YÜZLERCE KİŞİ YARALANDI
Taksimde yapmak istedikleri kutlamada barbarca bir saldırıya maruz kaldıklarını dile getiren DİSK Genel Başkanı Kani Beko, Ankara, İzmir ve bazı illerde de 1 Mayıs etkinlikleri polis şiddetine maruz kaldı dedi. 1 Mayısta gözaltına alınanlara işkence yapıldığını belirten Beko, Bu yerlerden biri de Taksim Karakoluydu ve bu da fotoğraflarla belgelendi diye konuştu. Saldırılarda yüzlerce kişinin yaralandığını ifade eden Beko, milletvekillerinin ve basın emekçilerinin de polis şiddetine maruz kaldığını kaydetti. 1 Mayısa katılmayanların dahi iktidarın hukuk dışı yasağının bedelini ödediğini aktaran Beko, çok sayıda çocuk ve yaşlının yoğun gaz kullanımı nedeniyle mağdur olduğunu söyledi.
PROVOKATÖR POLİSLER
Kamu düzeni bahanesiyle bütün kenti felç eden faşist uygulamaların, 15 milyon İstanbulluya işkence çektirdiğini kaydeden Beko sözlerini şöyle sürdürdü: Terör istihbaratı aldık dediler tüm İstanbul, polisin terörünü gördü.

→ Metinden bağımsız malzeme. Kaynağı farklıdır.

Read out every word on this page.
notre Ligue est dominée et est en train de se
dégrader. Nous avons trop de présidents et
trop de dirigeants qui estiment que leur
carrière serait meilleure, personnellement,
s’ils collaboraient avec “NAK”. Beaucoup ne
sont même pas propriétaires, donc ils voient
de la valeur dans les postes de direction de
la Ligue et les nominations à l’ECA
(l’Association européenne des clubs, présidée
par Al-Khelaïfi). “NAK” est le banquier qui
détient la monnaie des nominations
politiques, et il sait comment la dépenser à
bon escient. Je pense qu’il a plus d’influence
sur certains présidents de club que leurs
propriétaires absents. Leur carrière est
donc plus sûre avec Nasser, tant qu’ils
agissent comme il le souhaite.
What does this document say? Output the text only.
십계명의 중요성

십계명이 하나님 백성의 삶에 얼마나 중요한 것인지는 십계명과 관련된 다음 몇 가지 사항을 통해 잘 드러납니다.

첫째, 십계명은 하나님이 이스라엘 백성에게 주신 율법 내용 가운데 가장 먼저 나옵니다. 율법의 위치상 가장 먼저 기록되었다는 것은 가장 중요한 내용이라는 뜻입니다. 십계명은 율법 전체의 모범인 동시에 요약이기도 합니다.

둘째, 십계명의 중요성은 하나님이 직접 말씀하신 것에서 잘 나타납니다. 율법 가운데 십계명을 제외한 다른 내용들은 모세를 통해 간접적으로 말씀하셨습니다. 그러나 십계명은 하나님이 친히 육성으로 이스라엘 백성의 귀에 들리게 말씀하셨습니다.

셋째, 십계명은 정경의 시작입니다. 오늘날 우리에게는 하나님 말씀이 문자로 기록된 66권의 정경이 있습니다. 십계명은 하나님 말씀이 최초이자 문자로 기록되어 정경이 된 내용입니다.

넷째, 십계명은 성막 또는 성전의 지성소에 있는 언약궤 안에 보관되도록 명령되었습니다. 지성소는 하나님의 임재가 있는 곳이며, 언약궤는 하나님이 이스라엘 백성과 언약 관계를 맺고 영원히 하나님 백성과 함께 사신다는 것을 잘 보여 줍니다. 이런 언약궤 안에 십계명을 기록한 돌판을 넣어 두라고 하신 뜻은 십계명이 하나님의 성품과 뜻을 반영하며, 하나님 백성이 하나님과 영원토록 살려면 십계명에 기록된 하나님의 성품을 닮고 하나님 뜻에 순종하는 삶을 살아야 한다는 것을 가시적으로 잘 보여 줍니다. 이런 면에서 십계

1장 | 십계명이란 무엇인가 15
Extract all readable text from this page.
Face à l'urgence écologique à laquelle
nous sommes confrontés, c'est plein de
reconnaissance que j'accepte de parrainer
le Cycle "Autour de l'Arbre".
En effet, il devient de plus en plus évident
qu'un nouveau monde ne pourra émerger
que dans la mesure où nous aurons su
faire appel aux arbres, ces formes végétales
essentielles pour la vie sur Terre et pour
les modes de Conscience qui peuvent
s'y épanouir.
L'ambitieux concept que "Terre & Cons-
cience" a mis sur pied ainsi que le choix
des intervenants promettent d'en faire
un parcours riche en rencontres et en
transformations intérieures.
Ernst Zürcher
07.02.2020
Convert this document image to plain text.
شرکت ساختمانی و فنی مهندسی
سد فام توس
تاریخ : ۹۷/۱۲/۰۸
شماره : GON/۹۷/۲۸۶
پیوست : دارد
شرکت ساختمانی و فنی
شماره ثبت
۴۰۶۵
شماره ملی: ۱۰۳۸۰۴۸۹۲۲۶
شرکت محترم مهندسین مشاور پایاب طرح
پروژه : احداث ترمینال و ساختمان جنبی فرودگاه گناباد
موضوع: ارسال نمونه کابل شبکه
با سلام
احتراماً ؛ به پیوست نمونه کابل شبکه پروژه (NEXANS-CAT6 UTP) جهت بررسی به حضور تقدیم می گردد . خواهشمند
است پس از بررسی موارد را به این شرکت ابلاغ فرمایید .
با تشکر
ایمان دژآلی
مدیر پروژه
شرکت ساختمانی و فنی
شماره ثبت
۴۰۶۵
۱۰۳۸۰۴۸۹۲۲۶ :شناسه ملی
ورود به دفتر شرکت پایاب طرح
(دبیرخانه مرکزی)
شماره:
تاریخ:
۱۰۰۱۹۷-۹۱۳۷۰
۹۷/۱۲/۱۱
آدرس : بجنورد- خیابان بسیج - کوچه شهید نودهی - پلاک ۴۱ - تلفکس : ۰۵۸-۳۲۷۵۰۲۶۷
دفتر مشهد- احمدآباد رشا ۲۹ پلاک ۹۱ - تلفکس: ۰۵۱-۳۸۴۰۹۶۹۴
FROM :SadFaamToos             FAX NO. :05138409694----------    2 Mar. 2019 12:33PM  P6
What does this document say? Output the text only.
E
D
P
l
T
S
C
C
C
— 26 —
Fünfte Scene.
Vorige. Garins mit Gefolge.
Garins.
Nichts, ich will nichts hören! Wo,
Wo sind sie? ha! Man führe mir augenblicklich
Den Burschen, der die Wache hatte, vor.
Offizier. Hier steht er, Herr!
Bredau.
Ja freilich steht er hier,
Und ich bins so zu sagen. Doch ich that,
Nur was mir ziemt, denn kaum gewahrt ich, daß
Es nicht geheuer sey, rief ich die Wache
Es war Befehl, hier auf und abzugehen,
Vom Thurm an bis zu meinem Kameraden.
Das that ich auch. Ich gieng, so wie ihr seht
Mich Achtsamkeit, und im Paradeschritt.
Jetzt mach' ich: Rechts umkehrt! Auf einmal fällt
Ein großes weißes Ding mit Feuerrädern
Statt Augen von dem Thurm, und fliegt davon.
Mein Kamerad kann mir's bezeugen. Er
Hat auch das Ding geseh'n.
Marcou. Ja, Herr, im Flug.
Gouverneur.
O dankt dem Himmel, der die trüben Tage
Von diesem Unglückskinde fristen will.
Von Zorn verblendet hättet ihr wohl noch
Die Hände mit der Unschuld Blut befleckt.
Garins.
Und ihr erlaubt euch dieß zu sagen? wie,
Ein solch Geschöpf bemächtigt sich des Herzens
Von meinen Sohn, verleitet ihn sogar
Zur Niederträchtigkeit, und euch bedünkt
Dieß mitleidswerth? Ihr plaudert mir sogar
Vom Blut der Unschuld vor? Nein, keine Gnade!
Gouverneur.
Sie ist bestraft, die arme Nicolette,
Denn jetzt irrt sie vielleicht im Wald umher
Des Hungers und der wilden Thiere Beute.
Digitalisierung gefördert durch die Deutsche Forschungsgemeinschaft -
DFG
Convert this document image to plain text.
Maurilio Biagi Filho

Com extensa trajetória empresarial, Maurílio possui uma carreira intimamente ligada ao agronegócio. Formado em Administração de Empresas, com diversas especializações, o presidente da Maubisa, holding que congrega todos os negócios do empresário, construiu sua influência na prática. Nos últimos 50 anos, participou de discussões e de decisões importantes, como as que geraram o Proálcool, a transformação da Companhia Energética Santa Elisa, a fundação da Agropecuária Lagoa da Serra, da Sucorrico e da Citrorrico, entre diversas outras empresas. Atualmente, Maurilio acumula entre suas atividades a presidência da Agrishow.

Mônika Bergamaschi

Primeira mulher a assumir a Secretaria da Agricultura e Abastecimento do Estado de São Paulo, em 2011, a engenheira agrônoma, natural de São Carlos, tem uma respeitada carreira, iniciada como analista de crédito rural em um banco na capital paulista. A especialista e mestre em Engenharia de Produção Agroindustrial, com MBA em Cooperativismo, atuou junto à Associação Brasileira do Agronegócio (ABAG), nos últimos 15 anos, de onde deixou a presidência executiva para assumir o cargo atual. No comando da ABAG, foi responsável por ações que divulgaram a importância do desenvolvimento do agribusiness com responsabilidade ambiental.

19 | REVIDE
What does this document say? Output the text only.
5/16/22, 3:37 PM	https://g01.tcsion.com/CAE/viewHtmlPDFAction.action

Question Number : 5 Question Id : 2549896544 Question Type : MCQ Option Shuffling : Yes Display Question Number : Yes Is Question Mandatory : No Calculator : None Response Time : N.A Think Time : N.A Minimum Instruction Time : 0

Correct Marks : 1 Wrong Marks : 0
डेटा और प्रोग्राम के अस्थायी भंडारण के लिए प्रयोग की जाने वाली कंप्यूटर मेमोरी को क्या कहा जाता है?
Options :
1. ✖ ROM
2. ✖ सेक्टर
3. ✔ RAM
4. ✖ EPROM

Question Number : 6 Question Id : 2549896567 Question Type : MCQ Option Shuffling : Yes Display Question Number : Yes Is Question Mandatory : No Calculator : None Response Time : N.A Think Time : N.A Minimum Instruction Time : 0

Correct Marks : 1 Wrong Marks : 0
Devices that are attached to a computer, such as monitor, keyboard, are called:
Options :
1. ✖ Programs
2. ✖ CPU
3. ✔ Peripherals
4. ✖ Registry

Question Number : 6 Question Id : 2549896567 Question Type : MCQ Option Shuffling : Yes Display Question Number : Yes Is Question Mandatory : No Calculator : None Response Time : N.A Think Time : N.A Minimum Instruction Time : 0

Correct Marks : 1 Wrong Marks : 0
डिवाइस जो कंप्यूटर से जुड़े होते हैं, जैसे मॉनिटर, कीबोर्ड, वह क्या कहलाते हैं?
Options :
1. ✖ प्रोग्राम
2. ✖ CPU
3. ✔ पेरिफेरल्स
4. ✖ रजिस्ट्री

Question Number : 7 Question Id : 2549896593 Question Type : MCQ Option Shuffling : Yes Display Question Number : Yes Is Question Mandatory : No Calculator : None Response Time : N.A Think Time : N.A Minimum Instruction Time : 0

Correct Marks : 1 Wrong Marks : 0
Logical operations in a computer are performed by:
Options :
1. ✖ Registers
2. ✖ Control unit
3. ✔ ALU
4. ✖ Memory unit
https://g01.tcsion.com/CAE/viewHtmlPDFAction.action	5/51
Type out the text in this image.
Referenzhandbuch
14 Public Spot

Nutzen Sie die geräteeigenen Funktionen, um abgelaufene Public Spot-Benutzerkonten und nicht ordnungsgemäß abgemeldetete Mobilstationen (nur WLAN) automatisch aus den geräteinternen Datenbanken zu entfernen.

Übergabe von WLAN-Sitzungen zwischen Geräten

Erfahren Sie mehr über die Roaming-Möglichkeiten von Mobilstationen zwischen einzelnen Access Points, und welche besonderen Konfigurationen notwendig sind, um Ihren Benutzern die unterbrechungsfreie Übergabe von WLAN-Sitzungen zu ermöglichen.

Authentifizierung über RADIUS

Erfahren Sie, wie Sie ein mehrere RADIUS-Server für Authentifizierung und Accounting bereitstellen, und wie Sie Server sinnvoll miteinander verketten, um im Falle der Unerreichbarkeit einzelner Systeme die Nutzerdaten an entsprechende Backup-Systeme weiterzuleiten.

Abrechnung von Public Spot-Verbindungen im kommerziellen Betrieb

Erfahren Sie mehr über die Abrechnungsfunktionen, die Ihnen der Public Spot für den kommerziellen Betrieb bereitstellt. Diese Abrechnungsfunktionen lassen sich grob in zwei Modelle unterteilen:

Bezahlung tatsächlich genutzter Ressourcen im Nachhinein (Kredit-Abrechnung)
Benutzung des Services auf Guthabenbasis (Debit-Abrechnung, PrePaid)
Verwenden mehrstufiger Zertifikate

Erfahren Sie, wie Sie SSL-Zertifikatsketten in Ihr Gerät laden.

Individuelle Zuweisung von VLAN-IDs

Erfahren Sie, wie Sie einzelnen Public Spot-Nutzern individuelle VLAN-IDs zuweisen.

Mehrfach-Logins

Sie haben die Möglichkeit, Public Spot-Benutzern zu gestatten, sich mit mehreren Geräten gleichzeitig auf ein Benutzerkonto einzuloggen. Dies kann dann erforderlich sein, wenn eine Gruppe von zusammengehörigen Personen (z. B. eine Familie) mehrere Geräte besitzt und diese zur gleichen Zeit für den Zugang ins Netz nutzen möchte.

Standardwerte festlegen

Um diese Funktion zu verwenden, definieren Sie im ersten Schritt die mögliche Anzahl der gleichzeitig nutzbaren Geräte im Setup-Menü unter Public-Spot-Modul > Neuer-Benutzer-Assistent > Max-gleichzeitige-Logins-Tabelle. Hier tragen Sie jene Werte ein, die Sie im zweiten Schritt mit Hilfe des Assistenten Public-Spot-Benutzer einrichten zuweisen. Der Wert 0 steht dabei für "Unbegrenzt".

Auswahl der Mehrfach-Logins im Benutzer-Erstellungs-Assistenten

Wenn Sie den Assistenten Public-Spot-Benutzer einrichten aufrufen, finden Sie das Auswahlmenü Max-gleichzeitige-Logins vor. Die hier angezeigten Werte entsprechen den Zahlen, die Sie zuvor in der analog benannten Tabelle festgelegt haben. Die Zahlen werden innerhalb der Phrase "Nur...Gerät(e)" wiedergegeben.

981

Silah istihbaratı aldık dediler tüm İstanbul resmi ama hukuksuz bir şekilde halkına yönelen silahları gördü. Provokatörler araya karışacak dendi; tek tip sırt çantası, mont ve şapka giyen, eylemci görünümlü sivil polislerin Halaskargazi Caddesinde eylemcilerin arasına karıştığı yine fotoğraflarla belgelendi. Cam çerçeve kırılacak dendi, emekçilere kapısını açan halkın, esnafın camlarının polis tarafından kırıldığı görüldü. Bir kenti yönetenlerin, kamu düzeni diyenlerin yapması gereken bu mudur? Düzenini koruduğunuz kamu kimdir? İşçi değilse, kamu çalışanı değilse, öğretmen, hekim değilse, mühendisler değilse, avukatlar değilse, gazeteciler değilse, esnaf değilse, çocuklar-yaşlılar değilse, bu kamu kim? Anlaşılan o ki İstanbul Valisi Mutlu kendini sadece AKP iktidarının ve etrafındaki patronların yolsuzluk ve hırsızlık düzenini korumakla görevli sayıyor.
Birgün
Taksim'i 1 Mayıs Alanı olarak bütün topluma kabul ettirinceye kadar Taksim'de olmalıyız. Taksim yasağı asla kabul edilmemeli.
Sosyalistler Taksim'den vazgeçemez. Seneye de Taksimdeyiz. Taksim alanını AKP'nin kaprislerine yedirmeyeceğiz. AKP sola geri adım attıracağını ve bu konuda başarılı olacağını sanıyor, yanılıyor.